The Dec. 29, 2003 U.S. News & World Report reports on page 56: "Howard Brush Dean III, for his part, had grown up on New York's Park Avenue and in the Hamptons, the son of a third-generation Wall Street broker." The U.S. News & World Report also reports that Howard Brush Dean III -- Yale Class of '71 -- went to St. George's prep school.
Not exactly a Dickensian biography, is it?
And pointing out that Kerry's wife Theresa is rich is sexist. Why is it scandalous that a man should marry a rich woman? In a marriage only the man can be rich?
Yes, John Forbes Kerry is rich. Few candidates for the presidency of the United States aren't. But despite his wealthy background, Kerry volunteered to fight in Vietnam -- unlike those other two from wealthy families, Howard Brush Dean III, who during the Vietnam War chose to go skiing in Aspen (he admits that he could have fought in Vietnam but that he was happy to get out of it on a medical technicality), and George Walker Bush, who during the Vietnam War went AWOL from the Texas Air National Guard, into which his daddy had gotten him in order to save his precious rich white ass from the draft.
While Howard Dean asks us to just believe that he's a populist, Kerry demonstrated that he didn't think that he was better than the poor and middle-class Americans who were forced to fight in Vietnam. John Forbes Kerry didn't go skiing in Aspen, although he probably could have.

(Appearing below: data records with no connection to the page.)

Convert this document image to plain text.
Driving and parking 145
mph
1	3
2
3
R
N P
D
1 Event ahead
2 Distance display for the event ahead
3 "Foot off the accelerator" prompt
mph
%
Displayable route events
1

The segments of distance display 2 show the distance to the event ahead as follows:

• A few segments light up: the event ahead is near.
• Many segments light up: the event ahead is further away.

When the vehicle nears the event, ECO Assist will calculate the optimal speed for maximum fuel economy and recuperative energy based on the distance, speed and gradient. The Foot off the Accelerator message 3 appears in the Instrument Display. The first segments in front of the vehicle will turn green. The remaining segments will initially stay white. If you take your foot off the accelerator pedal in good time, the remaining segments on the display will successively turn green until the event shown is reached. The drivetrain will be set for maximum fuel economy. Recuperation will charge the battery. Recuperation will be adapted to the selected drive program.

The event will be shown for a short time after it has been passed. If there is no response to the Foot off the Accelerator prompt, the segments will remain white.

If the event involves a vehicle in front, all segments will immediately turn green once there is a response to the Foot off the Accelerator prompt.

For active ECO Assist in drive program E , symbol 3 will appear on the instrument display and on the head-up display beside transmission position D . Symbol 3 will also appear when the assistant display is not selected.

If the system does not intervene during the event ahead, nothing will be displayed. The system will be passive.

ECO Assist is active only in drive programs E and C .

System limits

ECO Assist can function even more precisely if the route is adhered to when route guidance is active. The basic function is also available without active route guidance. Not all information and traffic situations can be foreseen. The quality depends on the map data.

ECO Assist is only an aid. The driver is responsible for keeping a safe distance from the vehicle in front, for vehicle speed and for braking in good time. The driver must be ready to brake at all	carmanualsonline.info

I hear the Deanies moaning about Vietnam. It's not about Vietnam; it's about courage, strength and character. Kerry possesses those things; Dean and Bush lack them.
Curiously, the Kerry-bashing members of The Cult of Dean not long ago were asking all of us to withhold all criticism of Dean, in The Name of Democratic Unity. (Dean himself not long ago ran crying to Democratic National Committee Chairman Terry McAuliffe, asking McAuliffe to make the big bad bullies -- his rivals for the presidential nomination -- stop picking on him.)
"Anybody but Bush" was the Dean lemmings' mantra. That mantra was fine when Dean was on top. Now that Kerry is on top, the mantra suddenly doesn't seem so useful to the Deanies, who are revealing their true colors now, just as Dean fatefully revealed his on Monday night in Iowa.
Anyway, my guess is that the diehard Deanies will remain in stage four, depression, for a long time. As Kerry continues to win primaries and caucuses, forcing Dean to drop out eventually, stage three, bargaining, won't remain an option. The hardcore Deanies, the ones beyond help, will believe that Only Dean Could Have Saved Us and will be unlikely to participate meaningfully, if at all, in the effort to remove George W. Bush from the White House in November, which, they have claimed, is their primary goal.
But Dean warned (threatened?) us about this last month when he said, "If I don't win the nomination, where do you think those million and a half people, half a million on the Internet, where do you think they're going to go? I don't know where they're going to go. They're certainly not going to vote for a conventional Washington politician."
Maybe, like the voters of Iowa and (I predict) New Hampshire, when the eleventh hour comes and it becomes very real, they'll do the right thing. But I suspect not.